We looked at various operating systems and explored how to implement decoy files. We also highlighted the benefits and trade-offs of various solutions. Decoy files might trick an adversary who attempts to gain access to your machine by opening interesting looking files. For notifications, we leveraged pop-up notifications on the desktop, emails, as well as logging to files and security event logs.

For Windows, we learned how to build a Windows Service that uses a System Access Control List to audit important files and alert us when they are accessed.

Additionally, we learned how to use OpenBMS on macOS and auditd on Linux to help monitor and audit access. For those who wanted to try out more advanced tasks, we looked at the creation of auditd plugins, which can be leveraged to integrate and customize the auditing infrastructure on Linux.
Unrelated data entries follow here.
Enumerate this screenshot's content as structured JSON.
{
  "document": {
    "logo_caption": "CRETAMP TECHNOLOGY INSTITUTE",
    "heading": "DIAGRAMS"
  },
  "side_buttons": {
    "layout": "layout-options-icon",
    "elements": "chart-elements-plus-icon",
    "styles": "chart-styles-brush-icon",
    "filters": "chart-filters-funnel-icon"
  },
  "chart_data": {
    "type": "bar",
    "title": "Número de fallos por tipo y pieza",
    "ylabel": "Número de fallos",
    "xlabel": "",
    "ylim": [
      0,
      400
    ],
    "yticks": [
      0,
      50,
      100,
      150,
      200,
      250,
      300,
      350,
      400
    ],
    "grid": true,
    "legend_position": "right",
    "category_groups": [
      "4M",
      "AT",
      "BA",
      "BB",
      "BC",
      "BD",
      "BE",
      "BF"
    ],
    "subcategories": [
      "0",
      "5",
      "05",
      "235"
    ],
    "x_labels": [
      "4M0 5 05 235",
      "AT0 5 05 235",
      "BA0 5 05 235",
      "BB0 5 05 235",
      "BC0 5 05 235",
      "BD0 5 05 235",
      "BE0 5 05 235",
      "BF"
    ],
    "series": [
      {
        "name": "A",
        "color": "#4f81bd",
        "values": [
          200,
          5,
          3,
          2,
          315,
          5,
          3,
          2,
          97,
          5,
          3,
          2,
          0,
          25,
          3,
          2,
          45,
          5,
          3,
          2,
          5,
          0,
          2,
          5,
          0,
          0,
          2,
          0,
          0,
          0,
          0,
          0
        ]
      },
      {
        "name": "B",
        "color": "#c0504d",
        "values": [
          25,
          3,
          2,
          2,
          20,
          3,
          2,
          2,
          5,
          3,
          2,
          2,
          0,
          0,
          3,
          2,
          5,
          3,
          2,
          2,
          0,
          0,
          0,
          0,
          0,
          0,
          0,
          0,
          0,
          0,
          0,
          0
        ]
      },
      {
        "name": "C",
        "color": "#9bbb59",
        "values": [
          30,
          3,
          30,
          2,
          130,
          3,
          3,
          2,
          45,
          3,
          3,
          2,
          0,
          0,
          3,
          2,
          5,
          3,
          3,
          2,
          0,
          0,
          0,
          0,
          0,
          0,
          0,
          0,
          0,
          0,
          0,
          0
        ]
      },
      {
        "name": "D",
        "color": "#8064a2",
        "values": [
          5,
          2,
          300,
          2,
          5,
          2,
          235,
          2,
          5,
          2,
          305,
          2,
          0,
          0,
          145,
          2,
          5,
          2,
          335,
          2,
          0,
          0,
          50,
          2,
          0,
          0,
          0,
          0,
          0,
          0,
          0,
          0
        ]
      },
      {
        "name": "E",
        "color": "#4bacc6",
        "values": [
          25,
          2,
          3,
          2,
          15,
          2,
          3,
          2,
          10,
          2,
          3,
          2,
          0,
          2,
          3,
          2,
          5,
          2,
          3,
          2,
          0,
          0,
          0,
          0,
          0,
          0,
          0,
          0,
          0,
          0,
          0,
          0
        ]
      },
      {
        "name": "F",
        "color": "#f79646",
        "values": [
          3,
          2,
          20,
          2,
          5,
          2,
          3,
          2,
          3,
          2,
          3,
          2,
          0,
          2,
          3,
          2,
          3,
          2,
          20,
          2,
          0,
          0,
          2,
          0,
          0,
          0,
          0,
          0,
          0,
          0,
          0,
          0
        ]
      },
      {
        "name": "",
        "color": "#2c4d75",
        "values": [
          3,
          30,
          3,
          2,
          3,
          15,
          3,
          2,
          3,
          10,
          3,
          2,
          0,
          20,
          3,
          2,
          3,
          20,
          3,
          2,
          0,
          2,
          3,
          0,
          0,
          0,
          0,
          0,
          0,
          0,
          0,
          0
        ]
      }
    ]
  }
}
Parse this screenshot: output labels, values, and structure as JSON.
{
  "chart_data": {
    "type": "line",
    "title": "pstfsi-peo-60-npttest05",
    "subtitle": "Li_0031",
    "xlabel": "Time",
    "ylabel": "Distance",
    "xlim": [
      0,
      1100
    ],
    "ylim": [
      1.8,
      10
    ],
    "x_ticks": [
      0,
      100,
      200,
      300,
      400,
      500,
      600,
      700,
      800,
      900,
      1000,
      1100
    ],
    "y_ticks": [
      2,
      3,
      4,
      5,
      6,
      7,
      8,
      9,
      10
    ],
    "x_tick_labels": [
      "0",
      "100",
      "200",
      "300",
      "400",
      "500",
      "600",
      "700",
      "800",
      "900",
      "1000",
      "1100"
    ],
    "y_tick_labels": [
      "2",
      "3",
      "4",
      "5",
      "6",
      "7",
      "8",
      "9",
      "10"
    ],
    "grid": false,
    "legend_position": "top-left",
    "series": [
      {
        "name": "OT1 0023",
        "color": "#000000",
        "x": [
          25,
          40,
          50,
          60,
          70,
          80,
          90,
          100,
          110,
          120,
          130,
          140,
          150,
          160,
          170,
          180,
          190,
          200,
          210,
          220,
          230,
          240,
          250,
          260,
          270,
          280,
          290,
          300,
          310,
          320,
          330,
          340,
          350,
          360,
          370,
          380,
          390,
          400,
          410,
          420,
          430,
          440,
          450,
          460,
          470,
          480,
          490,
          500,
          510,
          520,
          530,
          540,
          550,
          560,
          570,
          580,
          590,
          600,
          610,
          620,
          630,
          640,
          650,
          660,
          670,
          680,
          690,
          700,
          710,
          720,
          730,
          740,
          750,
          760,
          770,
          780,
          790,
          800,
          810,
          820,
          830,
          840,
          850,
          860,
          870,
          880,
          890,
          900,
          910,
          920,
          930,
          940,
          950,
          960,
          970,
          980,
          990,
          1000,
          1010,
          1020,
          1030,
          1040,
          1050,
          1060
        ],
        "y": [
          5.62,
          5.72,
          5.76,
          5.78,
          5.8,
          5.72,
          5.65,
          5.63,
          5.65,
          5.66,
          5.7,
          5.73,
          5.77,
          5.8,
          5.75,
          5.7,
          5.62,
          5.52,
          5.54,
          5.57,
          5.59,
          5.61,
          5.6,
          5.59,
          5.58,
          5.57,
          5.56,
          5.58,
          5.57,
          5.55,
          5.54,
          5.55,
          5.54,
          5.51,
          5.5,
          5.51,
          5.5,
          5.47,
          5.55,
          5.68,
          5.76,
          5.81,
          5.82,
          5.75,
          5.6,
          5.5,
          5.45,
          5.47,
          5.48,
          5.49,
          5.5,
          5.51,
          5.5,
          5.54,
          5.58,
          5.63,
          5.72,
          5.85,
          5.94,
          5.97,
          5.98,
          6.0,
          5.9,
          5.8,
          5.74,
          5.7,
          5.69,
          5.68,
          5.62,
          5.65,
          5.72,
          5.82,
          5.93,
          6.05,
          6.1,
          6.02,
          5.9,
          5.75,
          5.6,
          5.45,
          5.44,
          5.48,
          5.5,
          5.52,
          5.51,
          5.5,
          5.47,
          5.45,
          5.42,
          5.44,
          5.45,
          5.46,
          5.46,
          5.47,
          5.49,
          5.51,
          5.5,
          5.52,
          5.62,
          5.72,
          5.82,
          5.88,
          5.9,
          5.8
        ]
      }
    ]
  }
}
In the next chapter, we will learn about common off-the-shelf blue team tools. Knowing about these is beneficial for red teamers for two reasons. First, you might consider protecting your own fleet with them, and second, knowing the blue team tools will allow you to bypass or attack them.

Questions

1. What is the Windows Security Event ID for a failed logon?
2. What is the command utility on Windows to schedule tasks?
3. How can auditd notifications be extended on Linux?
4. Name a few shell alternatives to bash for Unix-based systems.